Tuesday, April 27, 2010

Kristin Armstrong and the Little Way

Over at her Runner's World blog, Kristin Armstrong has an epiphany while cleaning her bunny cage:
Everything ends up as peed-on paper.

What I mean is, the news somehow ends up reeking and inconsequential, on the floor of a rabbit cage. The most notable people and events, their ultimate successes and most humiliating failures, the dregs of society and their crimes, the humanitarians and their magnanimous deeds, the celebrities and their drivel, and the local who's-who and the latest party they attended. In other words, everything that is supposedly important enough for us to take notice is, in the words of a Coldplay song, "all yellow."
So what, then, really matters, she wonders …
Could it be that the regular components of a day, the average offerings of a basic human actually have staying power?
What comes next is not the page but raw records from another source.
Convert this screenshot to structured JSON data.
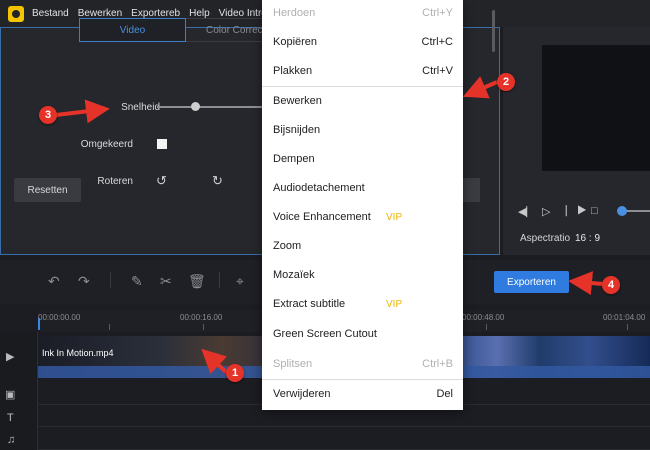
{
  "menubar": {
    "items": [
      "Bestand",
      "Bewerken",
      "Exportereb",
      "Help",
      "Video Intro &"
    ]
  },
  "props": {
    "tabs": [
      "Video",
      "Color Correc"
    ],
    "speed_label": "Snelheid",
    "reverse_label": "Omgekeerd",
    "rotate_label": "Roteren",
    "reset_label": "Resetten"
  },
  "preview": {
    "aspect_label": "Aspectratio",
    "aspect_value": "16 : 9"
  },
  "toolbar": {
    "export_label": "Exporteren"
  },
  "timeline": {
    "ticks": [
      "00:00:00.00",
      "00:00:16.00",
      "00:00:48.00",
      "00:01:04.00"
    ],
    "clip_name": "Ink In Motion.mp4"
  },
  "context_menu": {
    "items": [
      {
        "label": "Herdoen",
        "shortcut": "Ctrl+Y",
        "disabled": true
      },
      {
        "label": "Kopiëren",
        "shortcut": "Ctrl+C",
        "disabled": false
      },
      {
        "label": "Plakken",
        "shortcut": "Ctrl+V",
        "disabled": false
      },
      {
        "label": "Bewerken",
        "shortcut": "",
        "disabled": false
      },
      {
        "label": "Bijsnijden",
        "shortcut": "",
        "disabled": false
      },
      {
        "label": "Dempen",
        "shortcut": "",
        "disabled": false
      },
      {
        "label": "Audiodetachement",
        "shortcut": "",
        "disabled": false
      },
      {
        "label": "Voice Enhancement",
        "shortcut": "",
        "disabled": false,
        "badge": "VIP"
      },
      {
        "label": "Zoom",
        "shortcut": "",
        "disabled": false
      },
      {
        "label": "Mozaïek",
        "shortcut": "",
        "disabled": false
      },
      {
        "label": "Extract subtitle",
        "shortcut": "",
        "disabled": false,
        "badge": "VIP"
      },
      {
        "label": "Green Screen Cutout",
        "shortcut": "",
        "disabled": false
      },
      {
        "label": "Splitsen",
        "shortcut": "Ctrl+B",
        "disabled": true
      },
      {
        "label": "Verwijderen",
        "shortcut": "Del",
        "disabled": false
      }
    ]
  },
  "callouts": [
    "1",
    "2",
    "3",
    "4"
  ],
  "colors": {
    "accent": "#2f7be0",
    "callout": "#e5332a",
    "vip": "#f0b400"
  }
}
Could it be the fact that normal contributions to the building of a life or a family have greater archival value than anything that makes the news?
Ding-ding-ding! Kristin has struck on to a great truth all too often lost in our celebrity- and success-driven culture, that it’s the little things we collectively value the least that, in the end, usually matter the most. As St. Thérèse of Lisieux once put it, albeit a little less colorfully than Kristin:

“Love proves itself by deeds,
so how am I to show my love?
Great deeds are forbidden me.
The only way I can prove my love
is by scattering flowers,
and these flowers are
every little sacrifice,
every glance and word,
and the doing of the least actions for love.”